Today, the U.S. Department of Commerce announced the affirmative preliminary determinations in the antidumping duty (AD) investigations of imports of large diameter welded pipe from Canada, China, Greece, India, Korea, and Turkey.
Commerce preliminarily determined that exporters from Canada, China, Greece, India, Korea, and Turkey have sold large diameter welded pipe at less than fair value in the United States at the following rates:
- Canada – 24.38%
- China – 132.63%
- Greece – 22.51%
- India – 50.55%
- Korea – 14.97 to 22.21%
- Turkey – 3.45 to 5.29%
As a result of these decisions, Commerce will instruct U.S. Customs and Border Protection to collect cash deposits from importers of large diameter welded pipe from Canada, China, Greece, India, Korea, and Turkey based on these preliminary rates. With respect to the India and Turkey investigations, Commerce will adjust the cash deposit rates by the amount of export subsidies found in the companion countervailing duty investigations.
In 2017, imports of large diameter welded pipe from Canada, China, Greece, India, Korea, and Turkey were valued at an estimated $179.9 million, $29.2 million, $10.7 million, $294.7 million, $150.9 million, and $57.3 million, respectively.
The petitioners are American Cast Iron Pipe Company (Birmingham, AL), Berg Steel Pipe Corp. (Panama City, FL), Berg Spiral Pipe Corp. (Mobile, AL), Dura-Bond Industries (Steelton, PA), Skyline Steel (Parsippany, NJ), and Stupp Corporation (Baton Rouge, LA).
The strict enforcement of U.S. trade law is a primary focus of the Trump Administration. Since the beginning of the current Administration, Commerce has initiated 120 new AD and countervailing duty investigations – this is a 216 percent increase from the comparable period in the previous administration.
Antidumping duty laws provide U.S. businesses and workers with an internationally accepted mechanism to seek relief from the harmful effects of the unfair pricing of imports into the United States. Commerce currently maintains 458 antidumping and countervailing duty orders which provide relief to American companies and industries impacted by unfair trade.
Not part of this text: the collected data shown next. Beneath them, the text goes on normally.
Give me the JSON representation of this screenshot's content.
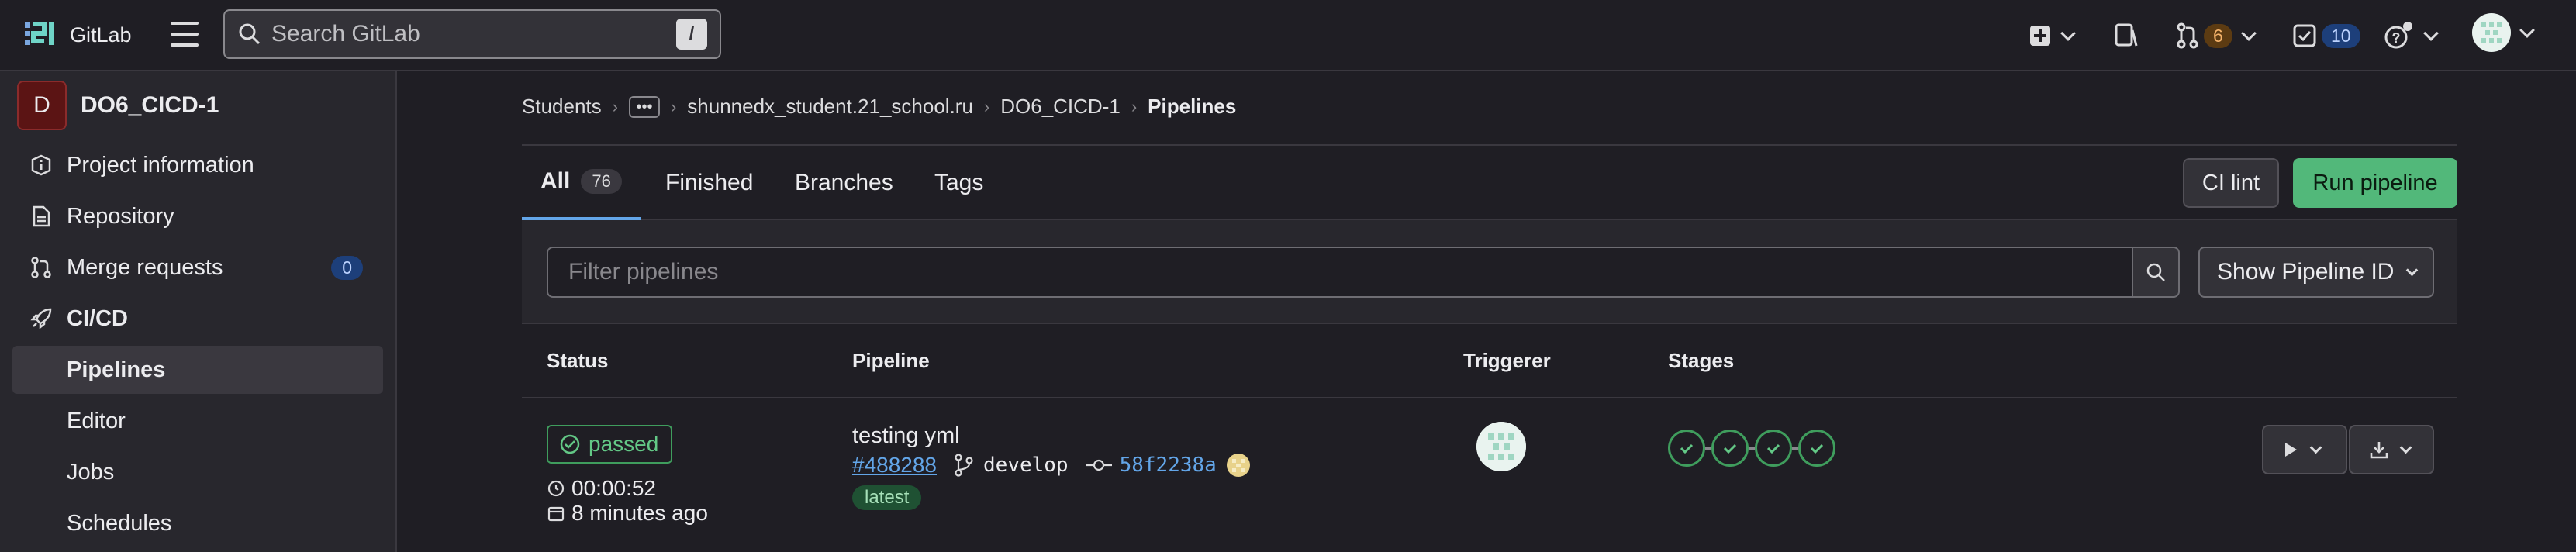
{
  "header": {
    "app_name": "GitLab",
    "search_placeholder": "Search GitLab",
    "search_shortcut": "/",
    "merge_requests_count": "6",
    "todos_count": "10"
  },
  "sidebar": {
    "project_initial": "D",
    "project_name": "DO6_CICD-1",
    "items": [
      {
        "label": "Project information",
        "icon": "info-icon"
      },
      {
        "label": "Repository",
        "icon": "document-icon"
      },
      {
        "label": "Merge requests",
        "icon": "merge-request-icon",
        "badge": "0"
      },
      {
        "label": "CI/CD",
        "icon": "rocket-icon"
      },
      {
        "label": "Pipelines"
      },
      {
        "label": "Editor"
      },
      {
        "label": "Jobs"
      },
      {
        "label": "Schedules"
      }
    ]
  },
  "breadcrumb": {
    "items": [
      "Students",
      "shunnedx_student.21_school.ru",
      "DO6_CICD-1",
      "Pipelines"
    ]
  },
  "tabs": [
    {
      "label": "All",
      "count": "76"
    },
    {
      "label": "Finished"
    },
    {
      "label": "Branches"
    },
    {
      "label": "Tags"
    }
  ],
  "actions": {
    "ci_lint": "CI lint",
    "run_pipeline": "Run pipeline"
  },
  "filter": {
    "placeholder": "Filter pipelines",
    "show_pipeline_id": "Show Pipeline ID"
  },
  "table": {
    "headers": [
      "Status",
      "Pipeline",
      "Triggerer",
      "Stages"
    ],
    "rows": [
      {
        "status": "passed",
        "duration": "00:00:52",
        "finished": "8 minutes ago",
        "title": "testing yml",
        "id": "#488288",
        "branch": "develop",
        "commit": "58f2238a",
        "tag": "latest",
        "stages": [
          "passed",
          "passed",
          "passed",
          "passed"
        ]
      }
    ]
  },
  "colors": {
    "accent_blue": "#63a6e9",
    "success_green": "#52b87a",
    "background": "#1f1e24"
  }
}
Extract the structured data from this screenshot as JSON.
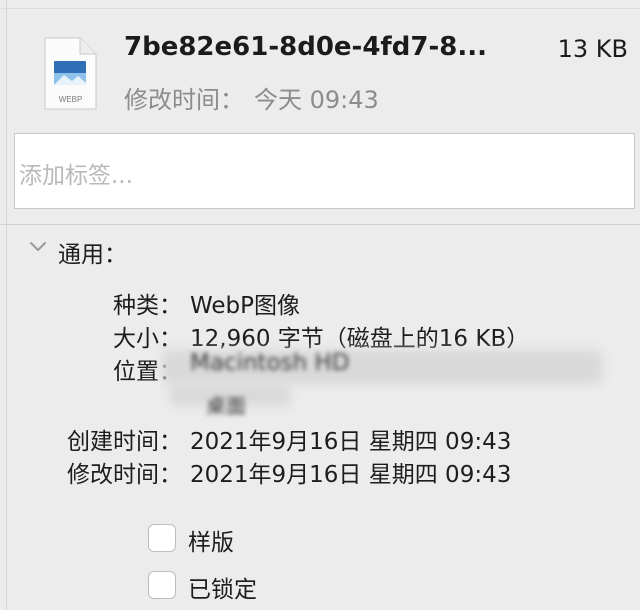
{
  "header": {
    "file_name": "7be82e61-8d0e-4fd7-8...",
    "file_size": "13 KB",
    "modified_label": "修改时间：",
    "modified_value": "今天 09:43",
    "icon_caption": "WEBP"
  },
  "tags": {
    "placeholder": "添加标签..."
  },
  "general": {
    "title": "通用：",
    "kind_label": "种类：",
    "kind_value": "WebP图像",
    "size_label": "大小：",
    "size_value": "12,960 字节（磁盘上的16 KB）",
    "where_label": "位置：",
    "where_value_blurred": "Macintosh HD",
    "where_value_blurred_line2": "桌面",
    "created_label": "创建时间：",
    "created_value": "2021年9月16日 星期四 09:43",
    "modified_label": "修改时间：",
    "modified_value": "2021年9月16日 星期四 09:43"
  },
  "checkboxes": {
    "stationery_label": "样版",
    "locked_label": "已锁定"
  },
  "colors": {
    "background": "#ececec",
    "secondary_text": "#8c8c8c",
    "placeholder_text": "#b9b9b9"
  },
  "icons": {
    "file_icon": "webp-file-icon",
    "disclosure": "chevron-down-icon"
  }
}
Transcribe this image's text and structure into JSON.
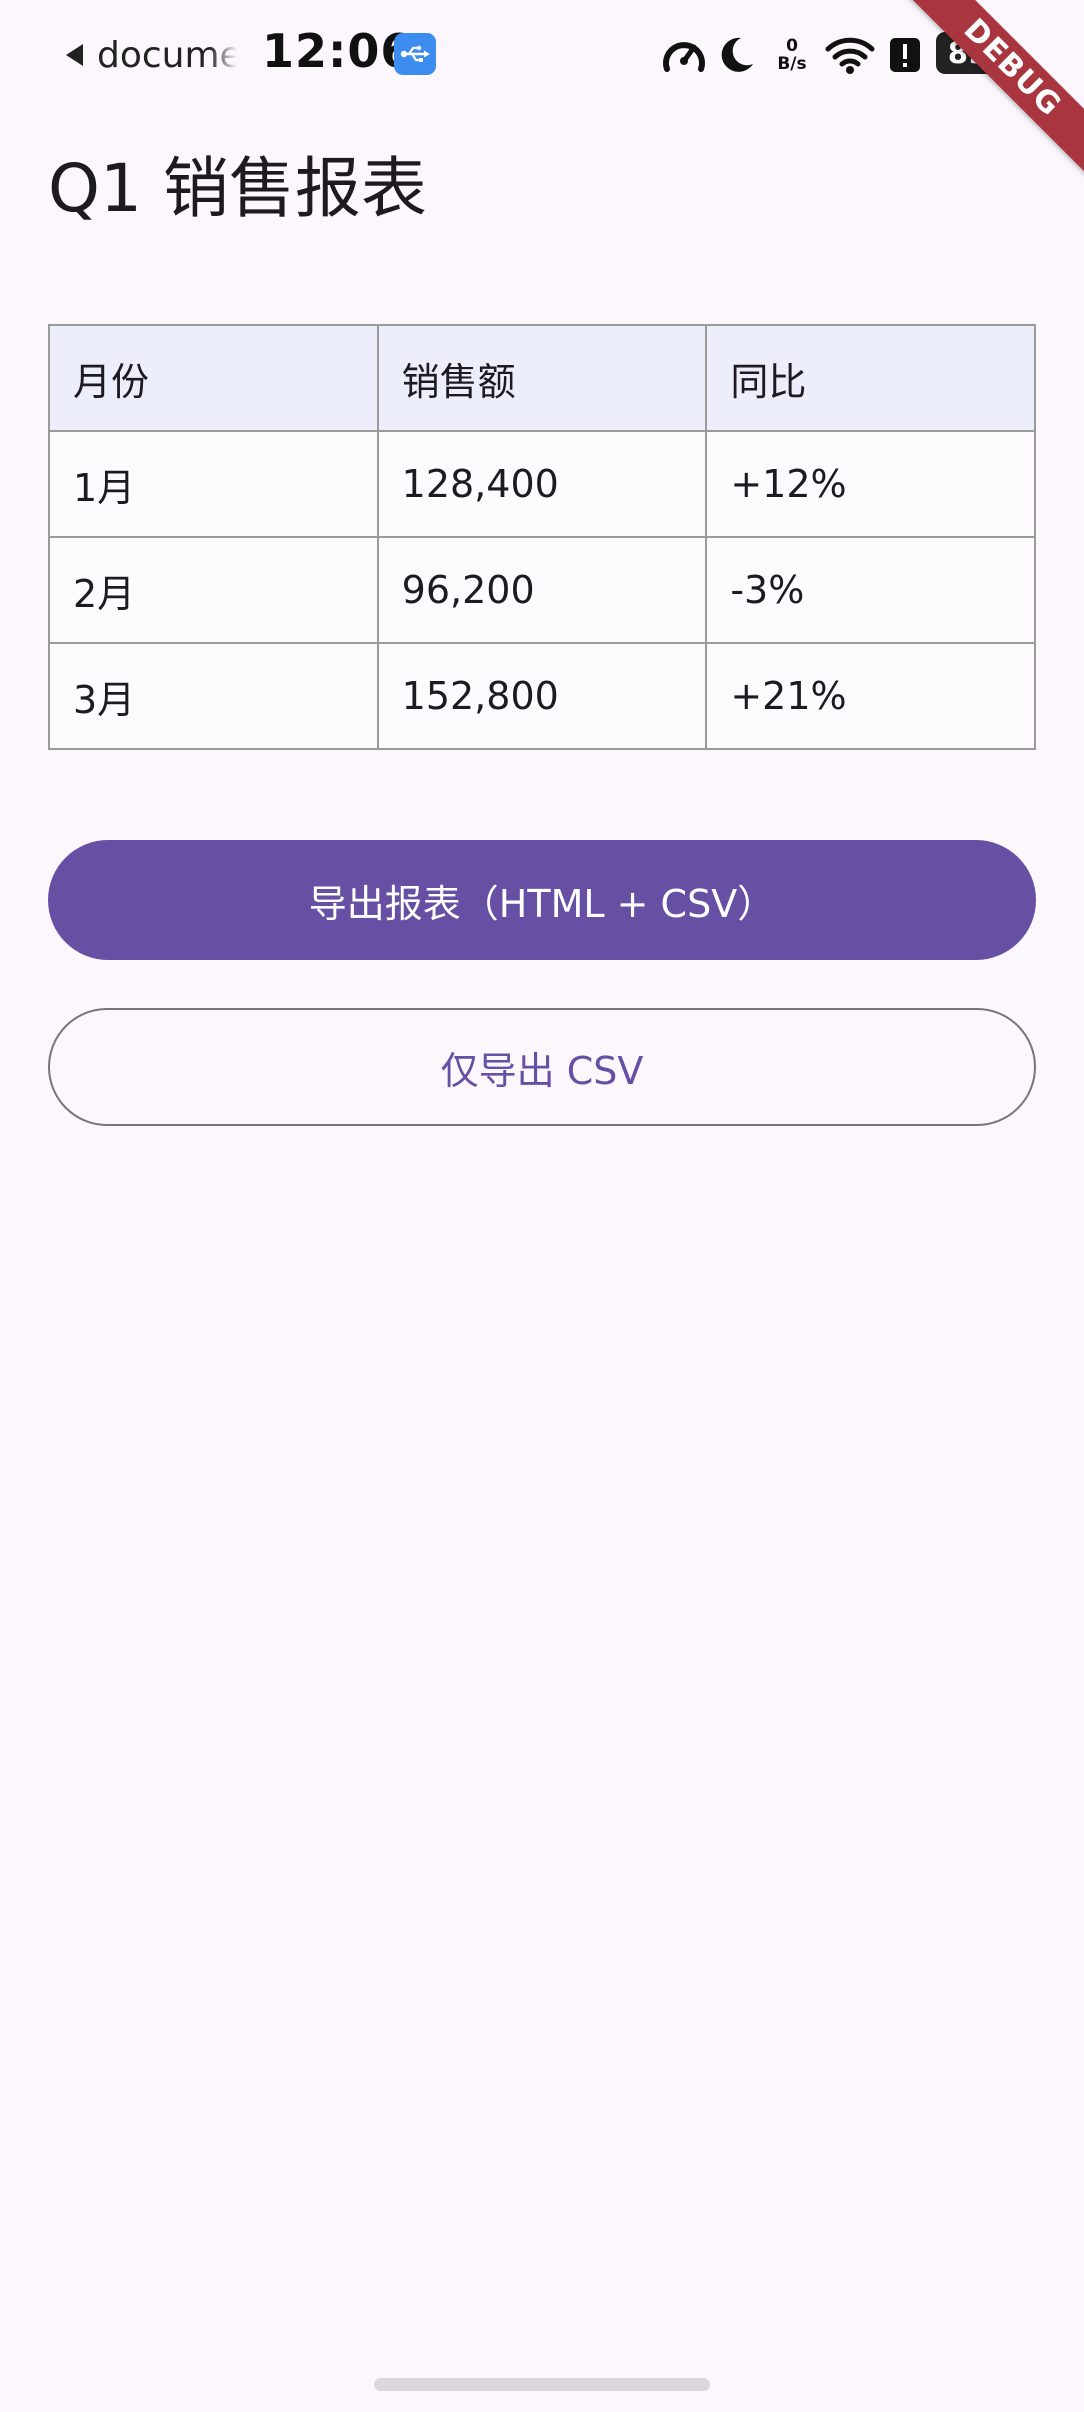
{
  "status_bar": {
    "back_app_label": "documen",
    "time": "12:06",
    "net_speed_value": "0",
    "net_speed_unit": "B/s",
    "battery_level": "89"
  },
  "debug_banner": "DEBUG",
  "page": {
    "title": "Q1 销售报表"
  },
  "table": {
    "headers": [
      "月份",
      "销售额",
      "同比"
    ],
    "rows": [
      [
        "1月",
        "128,400",
        "+12%"
      ],
      [
        "2月",
        "96,200",
        "-3%"
      ],
      [
        "3月",
        "152,800",
        "+21%"
      ]
    ]
  },
  "buttons": {
    "export_all_label": "导出报表（HTML + CSV）",
    "export_csv_label": "仅导出 CSV"
  },
  "colors": {
    "background": "#fcf6fd",
    "primary": "#6750a4",
    "table_header_bg": "#edeefc",
    "table_border": "#9a9a9a",
    "debug_ribbon": "#a9353f"
  },
  "icons": {
    "back": "back-arrow-icon",
    "usb": "usb-icon",
    "speed": "speedometer-icon",
    "dnd": "moon-icon",
    "wifi": "wifi-icon",
    "alert": "alert-icon",
    "battery": "battery-icon"
  }
}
Commerce is scheduled to announce the final determinations on or about November 6, 2018, for the China and India investigations.
In addition, Commerce is scheduled to announce the final determinations on or about January 3, 2019, for the Canada, Greece, Korea, and Turkey investigations.
If Commerce makes affirmative final determinations of dumping and the U.S. International Trade Commission (ITC) makes affirmative final injury determinations, Commerce will issue AD orders. If Commerce makes negative final determinations of dumping or the ITC makes negative final determinations of injury, the investigations will be terminated, and no orders will be issued.
Click HERE for a fact sheet on today’s decisions.
The U.S. Department of Commerce’s Enforcement and Compliance unit within the International Trade Administration is responsible for vigorously enforcing U.S. trade laws and does so through an impartial, transparent process that abides by international rules and is based solely on factual evidence provided on the record.
Foreign companies that price their products in the U.S. market below the cost of production or below prices in their home markets are subject to antidumping duties.